Como moro no local há 10 anos, considero tempo bastante razoável para muita coisa. “Vi” crianças nascendo e crescendo. Jovens adolescentes crescerem, passarem no vestibular, completarem 18 anos, tirarem carteira e ganharem carros. Começarem a namorar em casa, ou serem buscados em casa por seus pares. Casamentos se consumarem e se desfazerem. Alguns engordarem ou emagrecerem, enquanto outros ficavam cada vez mais calvos. Enfim, características básicas facilmente dedutíveis ou constatáveis pela simples observação desinteressada. E olha que não sou nenhum Sherlock Holmes, sobre o qual só li alguns livros no ano passado, antes de saber que sairia um filme a seu respeito no começo deste ano.

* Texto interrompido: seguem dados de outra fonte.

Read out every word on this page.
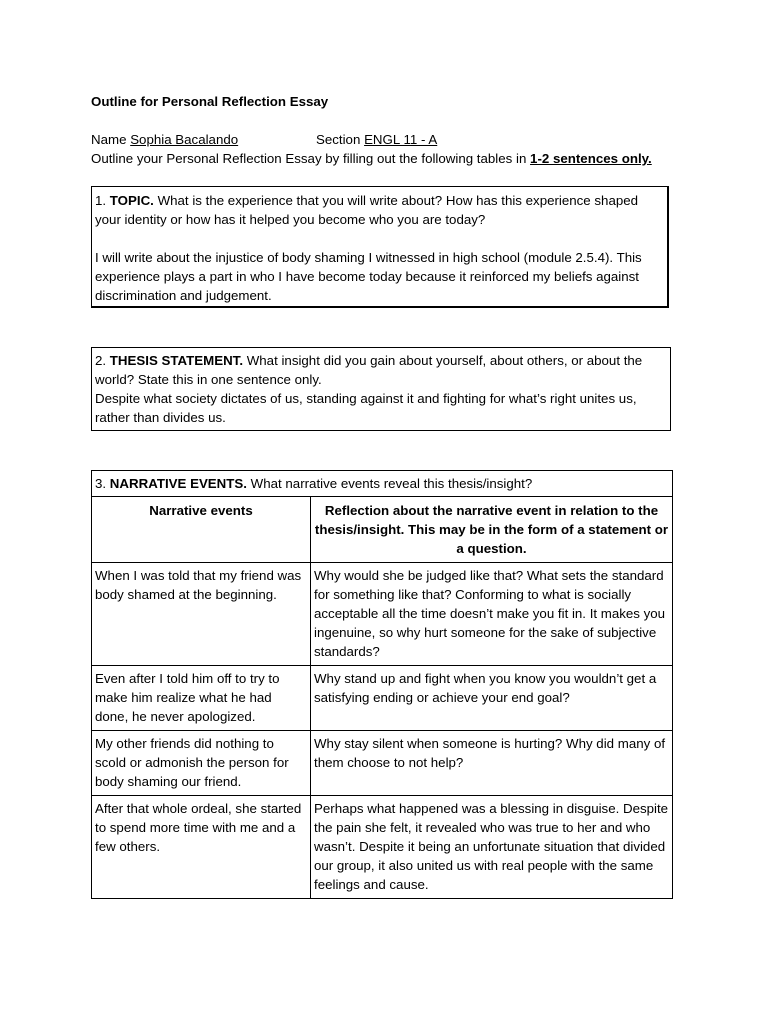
Outline for Personal Reflection Essay
Name Sophia Bacalando	Section ENGL 11 - A
Outline your Personal Reflection Essay by filling out the following tables in 1-2 sentences only.
1. TOPIC. What is the experience that you will write about? How has this experience shaped your identity or how has it helped you become who you are today?
I will write about the injustice of body shaming I witnessed in high school (module 2.5.4). This experience plays a part in who I have become today because it reinforced my beliefs against discrimination and judgement.
2. THESIS STATEMENT. What insight did you gain about yourself, about others, or about the world? State this in one sentence only.
Despite what society dictates of us, standing against it and fighting for what’s right unites us, rather than divides us.
3. NARRATIVE EVENTS. What narrative events reveal this thesis/insight?	
Narrative events	Reflection about the narrative event in relation to the thesis/insight. This may be in the form of a statement or a question.
When I was told that my friend was body shamed at the beginning.	Why would she be judged like that? What sets the standard for something like that? Conforming to what is socially acceptable all the time doesn’t make you fit in. It makes you ingenuine, so why hurt someone for the sake of subjective standards?
Even after I told him off to try to make him realize what he had done, he never apologized.	Why stand up and fight when you know you wouldn’t get a satisfying ending or achieve your end goal?
My other friends did nothing to scold or admonish the person for body shaming our friend.	Why stay silent when someone is hurting? Why did many of them choose to not help?
After that whole ordeal, she started to spend more time with me and a few others.	Perhaps what happened was a blessing in disguise. Despite the pain she felt, it revealed who was true to her and who wasn’t. Despite it being an unfortunate situation that divided our group, it also united us with real people with the same feelings and cause.
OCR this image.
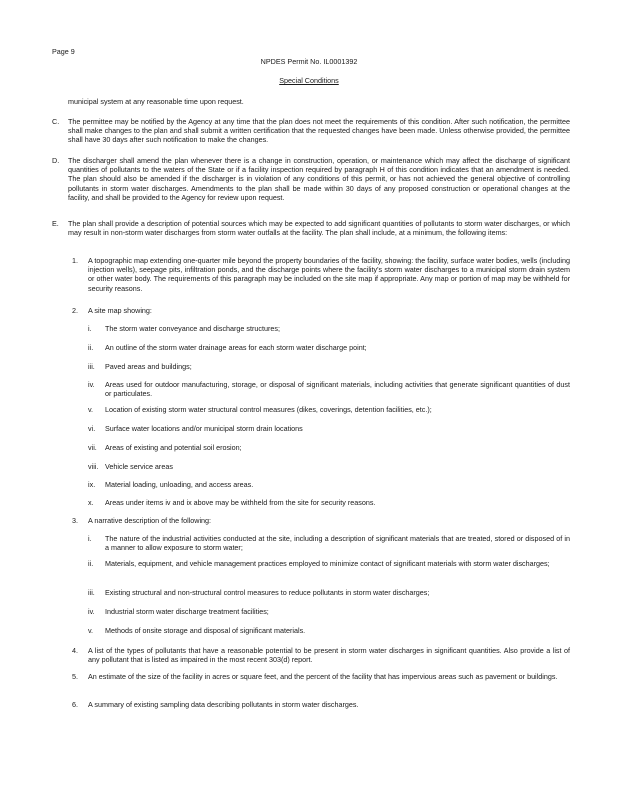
Page 9
NPDES Permit No. IL0001392
Special Conditions
municipal system at any reasonable time upon request.
C.	The permittee may be notified by the Agency at any time that the plan does not meet the requirements of this condition. After such notification, the permittee shall make changes to the plan and shall submit a written certification that the requested changes have been made. Unless otherwise provided, the permittee shall have 30 days after such notification to make the changes.
D.	The discharger shall amend the plan whenever there is a change in construction, operation, or maintenance which may affect the discharge of significant quantities of pollutants to the waters of the State or if a facility inspection required by paragraph H of this condition indicates that an amendment is needed. The plan should also be amended if the discharger is in violation of any conditions of this permit, or has not achieved the general objective of controlling pollutants in storm water discharges. Amendments to the plan shall be made within 30 days of any proposed construction or operational changes at the facility, and shall be provided to the Agency for review upon request.
E.	The plan shall provide a description of potential sources which may be expected to add significant quantities of pollutants to storm water discharges, or which may result in non-storm water discharges from storm water outfalls at the facility. The plan shall include, at a minimum, the following items:
1. A topographic map extending one-quarter mile beyond the property boundaries of the facility, showing: the facility, surface water bodies, wells (including injection wells), seepage pits, infiltration ponds, and the discharge points where the facility's storm water discharges to a municipal storm drain system or other water body. The requirements of this paragraph may be included on the site map if appropriate. Any map or portion of map may be withheld for security reasons.
2. A site map showing:
i. The storm water conveyance and discharge structures;
ii. An outline of the storm water drainage areas for each storm water discharge point;
iii. Paved areas and buildings;
iv. Areas used for outdoor manufacturing, storage, or disposal of significant materials, including activities that generate significant quantities of dust or particulates.
v. Location of existing storm water structural control measures (dikes, coverings, detention facilities, etc.);
vi. Surface water locations and/or municipal storm drain locations
vii. Areas of existing and potential soil erosion;
viii. Vehicle service areas
ix. Material loading, unloading, and access areas.
x. Areas under items iv and ix above may be withheld from the site for security reasons.
3. A narrative description of the following:
i. The nature of the industrial activities conducted at the site, including a description of significant materials that are treated, stored or disposed of in a manner to allow exposure to storm water;
ii. Materials, equipment, and vehicle management practices employed to minimize contact of significant materials with storm water discharges;
iii. Existing structural and non-structural control measures to reduce pollutants in storm water discharges;
iv. Industrial storm water discharge treatment facilities;
v. Methods of onsite storage and disposal of significant materials.
4. A list of the types of pollutants that have a reasonable potential to be present in storm water discharges in significant quantities. Also provide a list of any pollutant that is listed as impaired in the most recent 303(d) report.
5. An estimate of the size of the facility in acres or square feet, and the percent of the facility that has impervious areas such as pavement or buildings.
6. A summary of existing sampling data describing pollutants in storm water discharges.
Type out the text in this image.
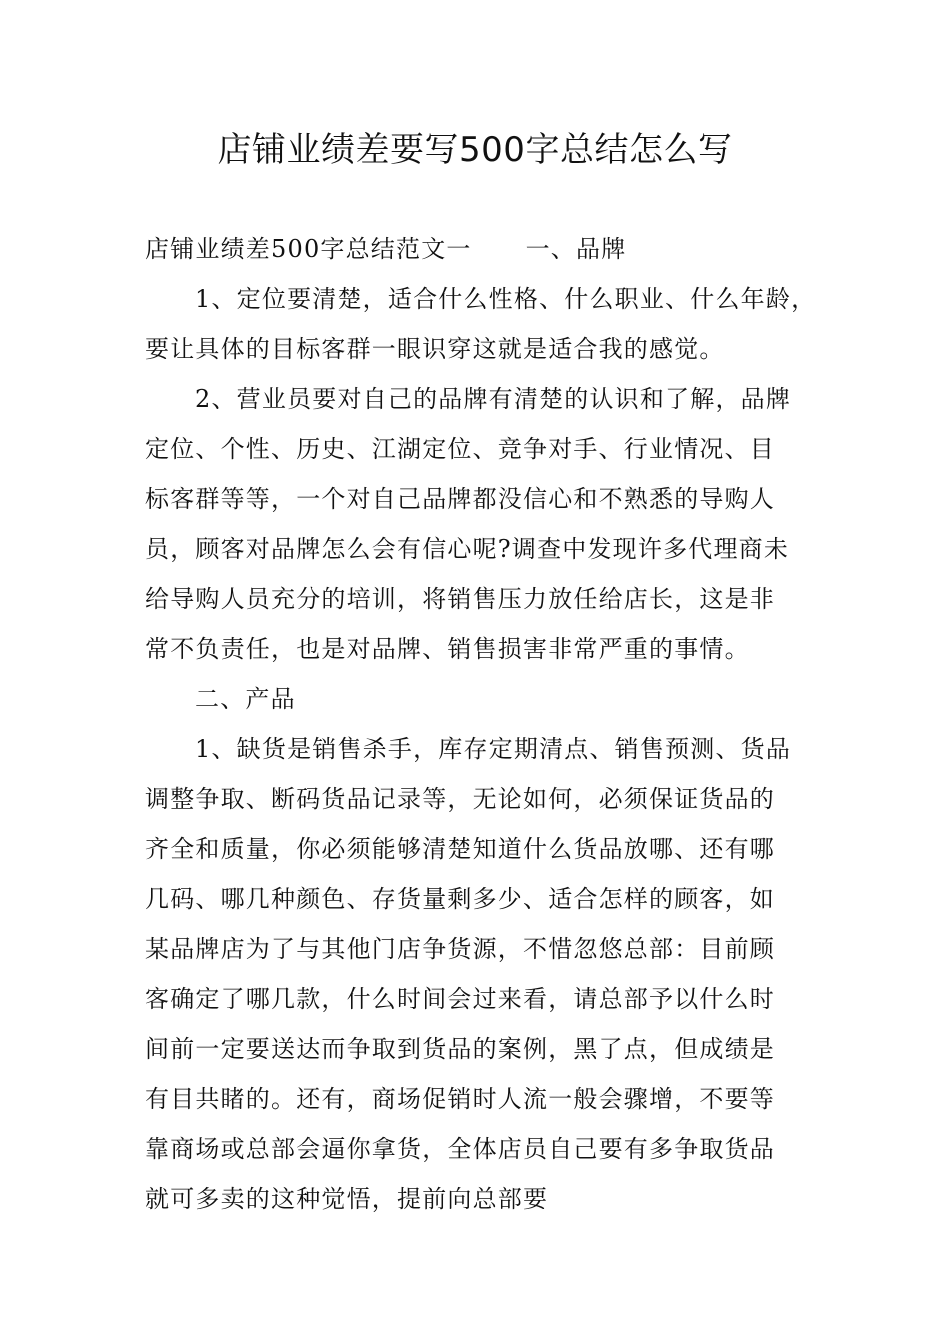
店铺业绩差要写500字总结怎么写
店铺业绩差500字总结范文一 一、品牌
1、定位要清楚，适合什么性格、什么职业、什么年龄，
要让具体的目标客群一眼识穿这就是适合我的感觉。
2、营业员要对自己的品牌有清楚的认识和了解，品牌
定位、个性、历史、江湖定位、竞争对手、行业情况、目
标客群等等，一个对自己品牌都没信心和不熟悉的导购人
员，顾客对品牌怎么会有信心呢?调查中发现许多代理商未
给导购人员充分的培训，将销售压力放任给店长，这是非
常不负责任，也是对品牌、销售损害非常严重的事情。
二、产品
1、缺货是销售杀手，库存定期清点、销售预测、货品
调整争取、断码货品记录等，无论如何，必须保证货品的
齐全和质量，你必须能够清楚知道什么货品放哪、还有哪
几码、哪几种颜色、存货量剩多少、适合怎样的顾客，如
某品牌店为了与其他门店争货源，不惜忽悠总部：目前顾
客确定了哪几款，什么时间会过来看，请总部予以什么时
间前一定要送达而争取到货品的案例，黑了点，但成绩是
有目共睹的。还有，商场促销时人流一般会骤增，不要等
靠商场或总部会逼你拿货，全体店员自己要有多争取货品
就可多卖的这种觉悟，提前向总部要
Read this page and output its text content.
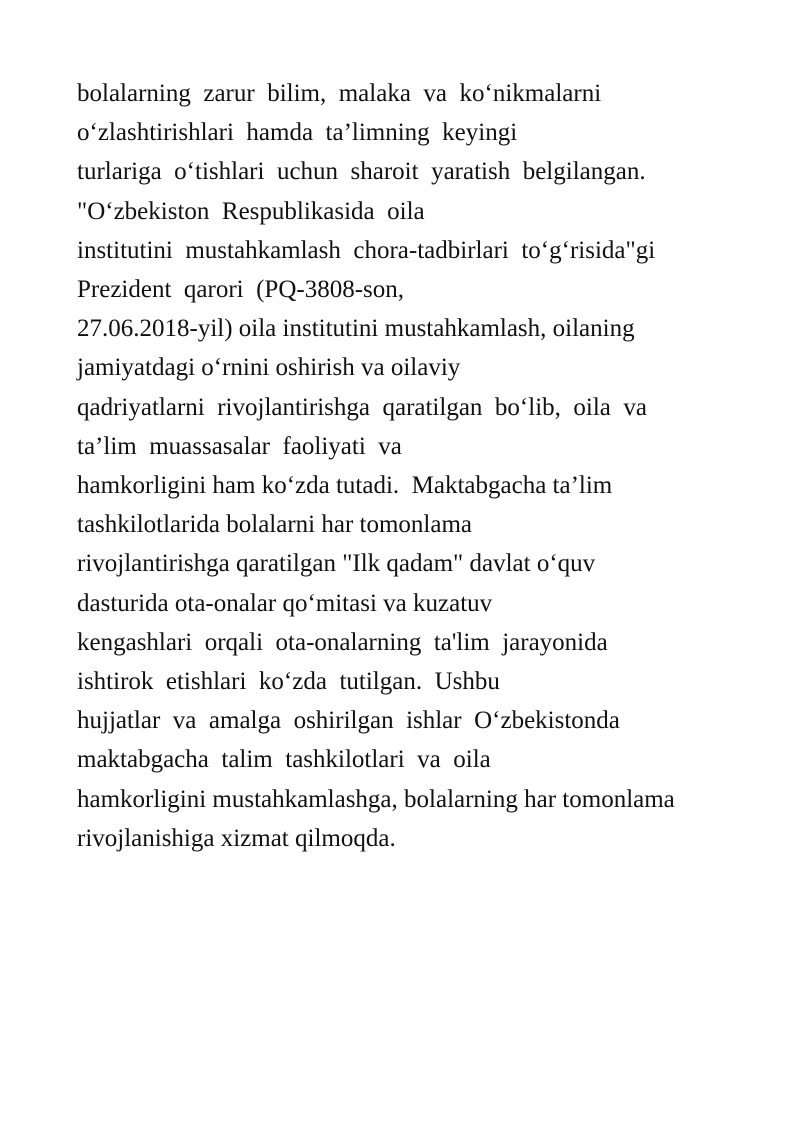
bolalarning  zarur  bilim,  malaka  va  ko‘nikmalarni
o‘zlashtirishlari  hamda  ta’limning  keyingi
turlariga  o‘tishlari  uchun  sharoit  yaratish  belgilangan.
"O‘zbekiston  Respublikasida  oila
institutini  mustahkamlash  chora-tadbirlari  to‘g‘risida"gi
Prezident  qarori  (PQ-3808-son,
27.06.2018-yil) oila institutini mustahkamlash, oilaning
jamiyatdagi o‘rnini oshirish va oilaviy
qadriyatlarni  rivojlantirishga  qaratilgan  bo‘lib,  oila  va
ta’lim  muassasalar  faoliyati  va
hamkorligini ham ko‘zda tutadi.  Maktabgacha ta’lim
tashkilotlarida bolalarni har tomonlama
rivojlantirishga qaratilgan "Ilk qadam" davlat o‘quv
dasturida ota-onalar qo‘mitasi va kuzatuv
kengashlari  orqali  ota-onalarning  ta'lim  jarayonida
ishtirok  etishlari  ko‘zda  tutilgan.  Ushbu
hujjatlar  va  amalga  oshirilgan  ishlar  O‘zbekistonda
maktabgacha  talim  tashkilotlari  va  oila
hamkorligini mustahkamlashga, bolalarning har tomonlama
rivojlanishiga xizmat qilmoqda.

Pois bem. Existem vários casos que me intrigam. Talvez o principal deles seja o de um sujeito, fumante inveterado, que ficava invariavelmente em sua varanda, todas as noites, fumando e lendo algum jornal ou revista, ou às vezes apenas fumando e fumando. Viajo com certa frequência e, obviamente, não fico em casa 24 horas por dia, assim como não fico observando a janela o tempo todo em que nela (a casa) me encontro. Portanto, o que vejo são apenas fleches, instantâneos de alguns momentos específicos, o que torna inevitável a perda de vários e vários capítulos da trama da vida destas pessoas. Mas, voltando ao cidadão, não é que o mesmo simplesmente sumiu?! E este é o meu maior “drama”, ou mais precisamente curiosidade: se separou da família ou morreu?
Normalmente, quando ocorre uma separação, ainda assim, volta e meia, o que deixou o domicílio retorna ao local esporadicamente. Será que nunca coincidiu de vê-lo nestes momentos? Ou, nesta hipótese de separação, terá sido uma separação pouco amigável? Será que se cansou de ver a esposa neurótica pendurada, diariamente, nas janelas do apartamento para limpá-las e logo após colocar todos os móveis para cima para limpar os cômodos da casa?
Se separando ou morrendo, o fato é que depois que ele se foi nunca mais a neurótica se pendurou nas janelas.
Como diz Riobaldo, “viver é negócio muito perigoso…”.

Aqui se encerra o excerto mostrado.